4) Частые легитимные причины
- Обновление программы/драйвера установило новую DLL или изменило путь.
- Windows Update или компонент приложений (например, слои совместимости, SxS) изменил манифесты/ссылки.
- Установка антивируса/EDR/программ для мониторинга, которые подменяют DLL для перехвата (часто легитимно).
- Групповые политики / скрипты входа/сценарии деплоймента.
5) Частые злонамеренные сценарии (на что обратить особое внимание)
- AppInit_DLLs, AppCertDlls, Image File Execution Options\Debugger — ключи, которыми злоумышленники внедряют DLL.
- InProcServer32 в CLSID/ProgID (для COM-инъекций).
- Shell Extensions / ContextMenuHandlers — для персистенции в проводнике.
- Services\ImagePath — служба может запускать DLL-хост или exe с подменой.
- Run / RunOnce / Scheduled Tasks — для автозапуска.
6) Инструменты для динамической диагностики
- Process Monitor (Sysinternals): запустить фильтр по операции RegSetValue/RegCreateKey или по имени проблемной DLL, чтобы поймать процесс, который меняет реестр.
- Autoruns (Sysinternals): быстро увидеть, где DLL прописана для автозапуска.
- Sigcheck (Sysinternals) — проверить подпись всех бинарников.
- Handle/Process Explorer — посмотреть, кто держит файл открытым.
7) Как включить аудит изменений реестра (чтобы поймать в следующий раз)

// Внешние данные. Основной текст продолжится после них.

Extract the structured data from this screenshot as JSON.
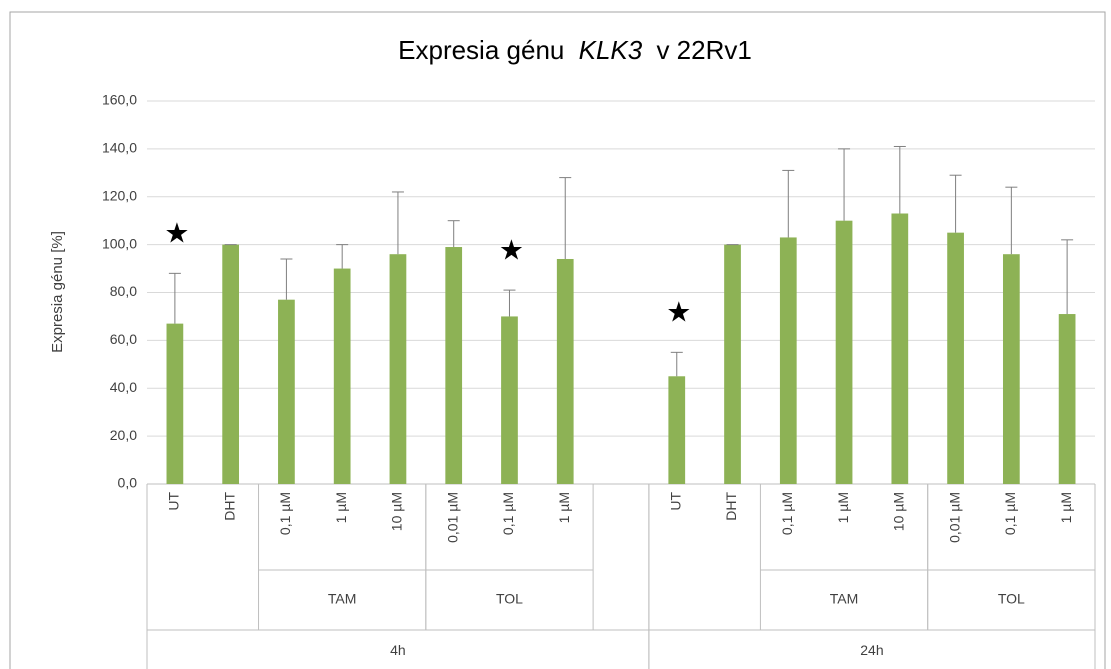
{
  "chart_data": {
    "type": "bar",
    "title_parts": [
      "Expresia génu",
      "KLK3",
      "v 22Rv1"
    ],
    "y_label": "Expresia génu [%]",
    "categories": [
      "UT",
      "DHT",
      "0,1 µM",
      "1 µM",
      "10 µM",
      "0,01 µM",
      "0,1 µM",
      "1 µM",
      null,
      "UT",
      "DHT",
      "0,1 µM",
      "1 µM",
      "10 µM",
      "0,01 µM",
      "0,1 µM",
      "1 µM"
    ],
    "groups": [
      {
        "label": "TAM",
        "start": 2,
        "end": 4
      },
      {
        "label": "TOL",
        "start": 5,
        "end": 7
      },
      {
        "label": "TAM",
        "start": 11,
        "end": 13
      },
      {
        "label": "TOL",
        "start": 14,
        "end": 16
      }
    ],
    "top_groups": [
      {
        "label": "4h",
        "start": 0,
        "end": 8
      },
      {
        "label": "24h",
        "start": 9,
        "end": 16
      }
    ],
    "series": [
      {
        "name": "Expresia",
        "color": "#8db255",
        "values": [
          67,
          100,
          77,
          90,
          96,
          99,
          70,
          94,
          null,
          45,
          100,
          103,
          110,
          113,
          105,
          96,
          71
        ],
        "errors": [
          21,
          0,
          17,
          10,
          26,
          11,
          11,
          34,
          null,
          10,
          0,
          28,
          30,
          28,
          24,
          28,
          31
        ]
      }
    ],
    "markers": {
      "symbol": "★",
      "at": [
        0,
        6,
        9
      ]
    },
    "ylim": [
      0,
      160
    ],
    "yticks": [
      {
        "value": 0,
        "label": "0,0"
      },
      {
        "value": 20,
        "label": "20,0"
      },
      {
        "value": 40,
        "label": "40,0"
      },
      {
        "value": 60,
        "label": "60,0"
      },
      {
        "value": 80,
        "label": "80,0"
      },
      {
        "value": 100,
        "label": "100,0"
      },
      {
        "value": 120,
        "label": "120,0"
      },
      {
        "value": 140,
        "label": "140,0"
      },
      {
        "value": 160,
        "label": "160,0"
      }
    ],
    "grid": true
  }
}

- Включите в локальной политике: Local Security Policy -> Advanced Audit Policy Configuration -> Object Access -> Audit Registry (или Audit File System/Object Access) и затем в Regedit у нужного ключа: правки -> Advanced -> Auditing -> добавить группу (например, Domain\Administrators или Everyone) и поставить Audit на Set Value/Delete.
- После этого события будут в журнале Security и можно увидеть учетную запись/процесс, который изменял ключ.

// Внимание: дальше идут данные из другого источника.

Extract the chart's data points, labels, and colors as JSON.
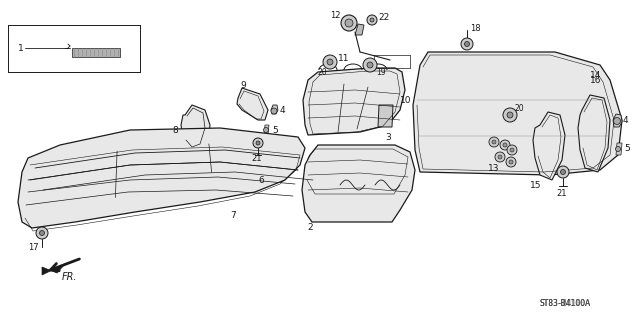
{
  "bg_color": "#ffffff",
  "line_color": "#1a1a1a",
  "fill_light": "#e8e8e8",
  "fill_mid": "#d0d0d0",
  "watermark": "ST83-B4100A"
}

8) Что делать с изменённой записью сейчас
- Если это известное обновление/ПО — оставить/переустановить ПО.
- Если неясно и есть подозрение на вредоносность — восстановить из бэкапа/точки восстановления, удалить/изолировать DLL, но сначала собрать артефакты (хеш, подпись, скриншоты, экспорт реестра).
- Если хотите — присылайте сюда точный путь реестра, старое и новое значение и хеш DLL — помогу проанализировать и подсказать безопасное восстановление.

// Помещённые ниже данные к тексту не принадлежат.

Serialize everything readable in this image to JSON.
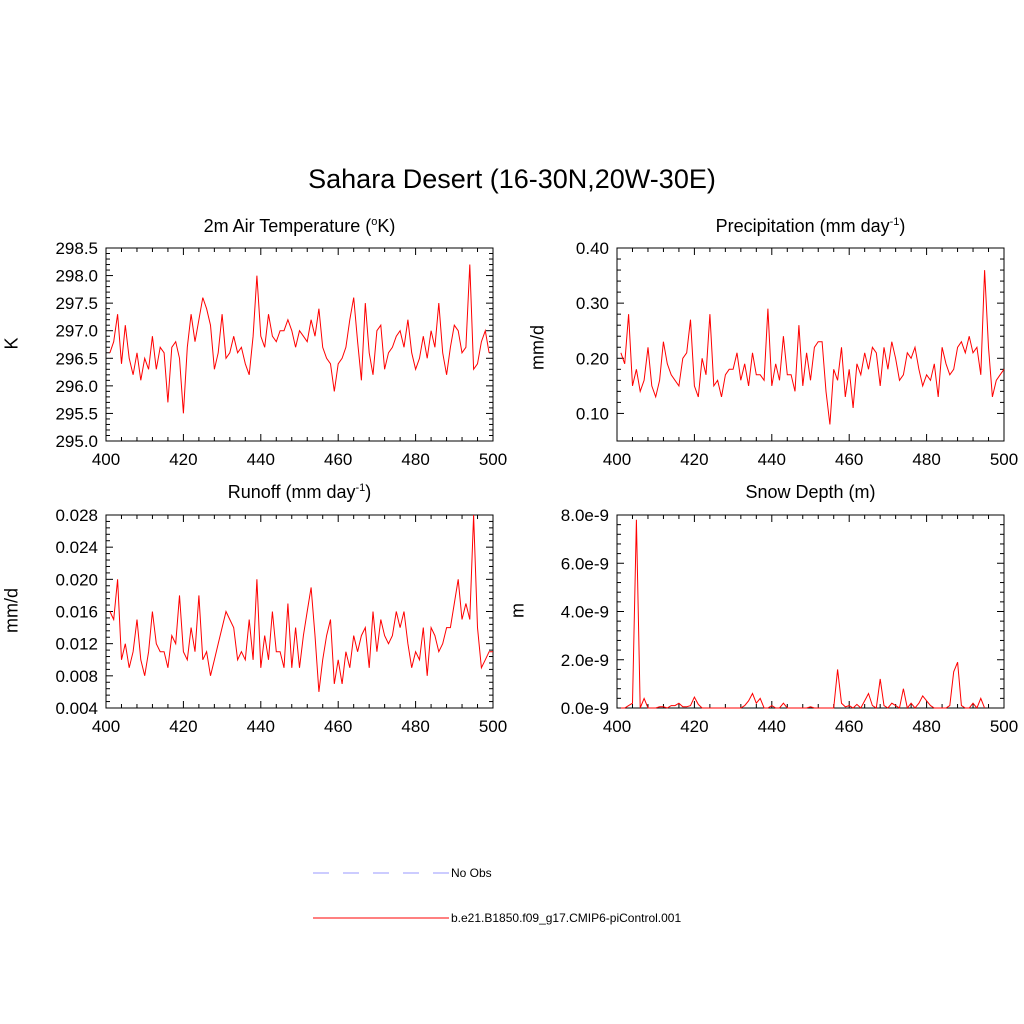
{
  "figure_title": "Sahara Desert (16-30N,20W-30E)",
  "colors": {
    "model": "#ff0000",
    "obs": "#9999ff",
    "axis": "#000000"
  },
  "legend": {
    "obs_label": "No Obs",
    "model_label": "b.e21.B1850.f09_g17.CMIP6-piControl.001"
  },
  "chart_data": [
    {
      "type": "line",
      "title_main": "2m Air Temperature (",
      "title_sup": "o",
      "title_tail": "K)",
      "ylabel": "K",
      "xlim": [
        400,
        500
      ],
      "ylim": [
        295.0,
        298.5
      ],
      "xticks": [
        400,
        420,
        440,
        460,
        480,
        500
      ],
      "xtick_labels": [
        "400",
        "420",
        "440",
        "460",
        "480",
        "500"
      ],
      "yticks": [
        295.0,
        295.5,
        296.0,
        296.5,
        297.0,
        297.5,
        298.0,
        298.5
      ],
      "ytick_labels": [
        "295.0",
        "295.5",
        "296.0",
        "296.5",
        "297.0",
        "297.5",
        "298.0",
        "298.5"
      ],
      "x_start": 401,
      "series": [
        {
          "name": "b.e21.B1850.f09_g17.CMIP6-piControl.001",
          "values": [
            296.6,
            296.8,
            297.3,
            296.4,
            297.1,
            296.5,
            296.2,
            296.6,
            296.1,
            296.5,
            296.3,
            296.9,
            296.3,
            296.7,
            296.6,
            295.7,
            296.7,
            296.8,
            296.5,
            295.5,
            296.7,
            297.3,
            296.8,
            297.2,
            297.6,
            297.4,
            297.1,
            296.3,
            296.6,
            297.3,
            296.5,
            296.6,
            296.9,
            296.6,
            296.7,
            296.4,
            296.2,
            296.9,
            298.0,
            296.9,
            296.7,
            297.3,
            296.9,
            296.8,
            297.0,
            297.0,
            297.2,
            297.0,
            296.7,
            297.0,
            296.9,
            296.8,
            297.2,
            296.9,
            297.4,
            296.7,
            296.5,
            296.4,
            295.9,
            296.4,
            296.5,
            296.7,
            297.2,
            297.6,
            296.8,
            296.1,
            297.5,
            296.6,
            296.2,
            297.0,
            297.1,
            296.3,
            296.6,
            296.7,
            296.9,
            297.0,
            296.7,
            297.2,
            296.6,
            296.3,
            296.5,
            296.9,
            296.5,
            297.0,
            296.7,
            297.5,
            296.6,
            296.2,
            296.7,
            297.1,
            297.0,
            296.6,
            296.7,
            298.2,
            296.3,
            296.4,
            296.8,
            297.0,
            296.6
          ]
        }
      ]
    },
    {
      "type": "line",
      "title_main": "Precipitation (mm day",
      "title_sup": "-1",
      "title_tail": ")",
      "ylabel": "mm/d",
      "xlim": [
        400,
        500
      ],
      "ylim": [
        0.05,
        0.4
      ],
      "xticks": [
        400,
        420,
        440,
        460,
        480,
        500
      ],
      "xtick_labels": [
        "400",
        "420",
        "440",
        "460",
        "480",
        "500"
      ],
      "yticks": [
        0.1,
        0.2,
        0.3,
        0.4
      ],
      "ytick_labels": [
        "0.10",
        "0.20",
        "0.30",
        "0.40"
      ],
      "x_start": 401,
      "series": [
        {
          "name": "b.e21.B1850.f09_g17.CMIP6-piControl.001",
          "values": [
            0.21,
            0.19,
            0.28,
            0.15,
            0.18,
            0.14,
            0.16,
            0.22,
            0.15,
            0.13,
            0.16,
            0.23,
            0.19,
            0.17,
            0.16,
            0.15,
            0.2,
            0.21,
            0.27,
            0.15,
            0.13,
            0.2,
            0.17,
            0.28,
            0.15,
            0.16,
            0.13,
            0.17,
            0.18,
            0.18,
            0.21,
            0.16,
            0.19,
            0.15,
            0.21,
            0.17,
            0.17,
            0.16,
            0.29,
            0.15,
            0.19,
            0.16,
            0.24,
            0.17,
            0.17,
            0.14,
            0.26,
            0.15,
            0.21,
            0.16,
            0.22,
            0.23,
            0.23,
            0.14,
            0.08,
            0.18,
            0.16,
            0.22,
            0.13,
            0.18,
            0.11,
            0.19,
            0.17,
            0.21,
            0.18,
            0.22,
            0.21,
            0.15,
            0.22,
            0.18,
            0.23,
            0.2,
            0.16,
            0.17,
            0.21,
            0.2,
            0.22,
            0.18,
            0.15,
            0.17,
            0.16,
            0.19,
            0.13,
            0.22,
            0.19,
            0.17,
            0.18,
            0.22,
            0.23,
            0.21,
            0.24,
            0.21,
            0.22,
            0.17,
            0.36,
            0.22,
            0.13,
            0.16,
            0.17,
            0.18
          ]
        }
      ]
    },
    {
      "type": "line",
      "title_main": "Runoff (mm day",
      "title_sup": "-1",
      "title_tail": ")",
      "ylabel": "mm/d",
      "xlim": [
        400,
        500
      ],
      "ylim": [
        0.004,
        0.028
      ],
      "xticks": [
        400,
        420,
        440,
        460,
        480,
        500
      ],
      "xtick_labels": [
        "400",
        "420",
        "440",
        "460",
        "480",
        "500"
      ],
      "yticks": [
        0.004,
        0.008,
        0.012,
        0.016,
        0.02,
        0.024,
        0.028
      ],
      "ytick_labels": [
        "0.004",
        "0.008",
        "0.012",
        "0.016",
        "0.020",
        "0.024",
        "0.028"
      ],
      "x_start": 401,
      "series": [
        {
          "name": "b.e21.B1850.f09_g17.CMIP6-piControl.001",
          "values": [
            0.016,
            0.015,
            0.02,
            0.01,
            0.012,
            0.009,
            0.011,
            0.015,
            0.01,
            0.008,
            0.011,
            0.016,
            0.012,
            0.011,
            0.011,
            0.009,
            0.013,
            0.012,
            0.018,
            0.011,
            0.01,
            0.014,
            0.011,
            0.018,
            0.01,
            0.011,
            0.008,
            0.01,
            0.012,
            0.014,
            0.016,
            0.015,
            0.014,
            0.01,
            0.011,
            0.01,
            0.015,
            0.01,
            0.02,
            0.009,
            0.013,
            0.01,
            0.016,
            0.011,
            0.011,
            0.009,
            0.017,
            0.009,
            0.014,
            0.009,
            0.013,
            0.016,
            0.019,
            0.013,
            0.006,
            0.01,
            0.013,
            0.015,
            0.007,
            0.01,
            0.007,
            0.011,
            0.009,
            0.013,
            0.011,
            0.013,
            0.014,
            0.009,
            0.016,
            0.011,
            0.015,
            0.013,
            0.012,
            0.013,
            0.016,
            0.014,
            0.016,
            0.012,
            0.009,
            0.011,
            0.01,
            0.014,
            0.008,
            0.014,
            0.013,
            0.011,
            0.012,
            0.014,
            0.014,
            0.017,
            0.02,
            0.015,
            0.017,
            0.015,
            0.028,
            0.014,
            0.009,
            0.01,
            0.011,
            0.011
          ]
        }
      ]
    },
    {
      "type": "line",
      "title_main": "Snow Depth (m)",
      "title_sup": "",
      "title_tail": "",
      "ylabel": "m",
      "xlim": [
        400,
        500
      ],
      "ylim": [
        0,
        8e-09
      ],
      "xticks": [
        400,
        420,
        440,
        460,
        480,
        500
      ],
      "xtick_labels": [
        "400",
        "420",
        "440",
        "460",
        "480",
        "500"
      ],
      "yticks": [
        0,
        2e-09,
        4e-09,
        6e-09,
        8e-09
      ],
      "ytick_labels": [
        "0.0e-9",
        "2.0e-9",
        "4.0e-9",
        "6.0e-9",
        "8.0e-9"
      ],
      "x_start": 401,
      "series": [
        {
          "name": "b.e21.B1850.f09_g17.CMIP6-piControl.001",
          "values": [
            0,
            0,
            1e-10,
            2e-10,
            7.8e-09,
            0,
            4e-10,
            0,
            0,
            0,
            5e-11,
            5e-11,
            0,
            1e-10,
            1e-10,
            2e-10,
            5e-11,
            5e-11,
            1e-10,
            4.5e-10,
            1.5e-10,
            0,
            0,
            0,
            0,
            0,
            0,
            0,
            0,
            0,
            0,
            0,
            1e-10,
            3e-10,
            6e-10,
            2e-10,
            4e-10,
            0,
            0,
            1e-10,
            0,
            0,
            2e-10,
            0,
            0,
            0,
            0,
            0,
            0,
            5e-11,
            0,
            0,
            0,
            0,
            0,
            0,
            1.6e-09,
            2e-10,
            5e-11,
            1e-10,
            0,
            1.5e-10,
            0,
            3e-10,
            6e-10,
            1e-10,
            0,
            1.2e-09,
            1e-10,
            0,
            2e-10,
            1e-10,
            0,
            8e-10,
            0,
            2e-10,
            0,
            2e-10,
            5e-10,
            3e-10,
            1e-10,
            0,
            0,
            0,
            0,
            1e-10,
            1.5e-09,
            1.9e-09,
            1e-10,
            0,
            0,
            2e-10,
            0,
            4e-10,
            0
          ]
        }
      ]
    }
  ]
}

9) Команды-резюме, которые можно выполнить и прислать мне вывод
- reg query "HKLM\путь\к\ключу" /v ИмяЗначения
- (Get-Item "Registry::HKLM\путь\к\ключу").LastWriteTime
- Get-FileHash -Algorithm SHA256 "C:\путь\to.dll"
- Get-AuthenticodeSignature "C:\путь\to.dll"
- gpresult /h C:\temp\gp.html (прикрепите файл)
- list of installed updates: wmic qfe list /format:table (или Get-HotFix)
Если хотите, пришлите:
- полный путь ключа реестра и новое значение,
- путь к DLL и результат Get-FileHash + Get-AuthenticodeSignature,
- время изменения (LastWriteTime) — и я помогу интерпретировать и скажу, на что ещё смотреть и можно ли безопасно вернуть старое значение.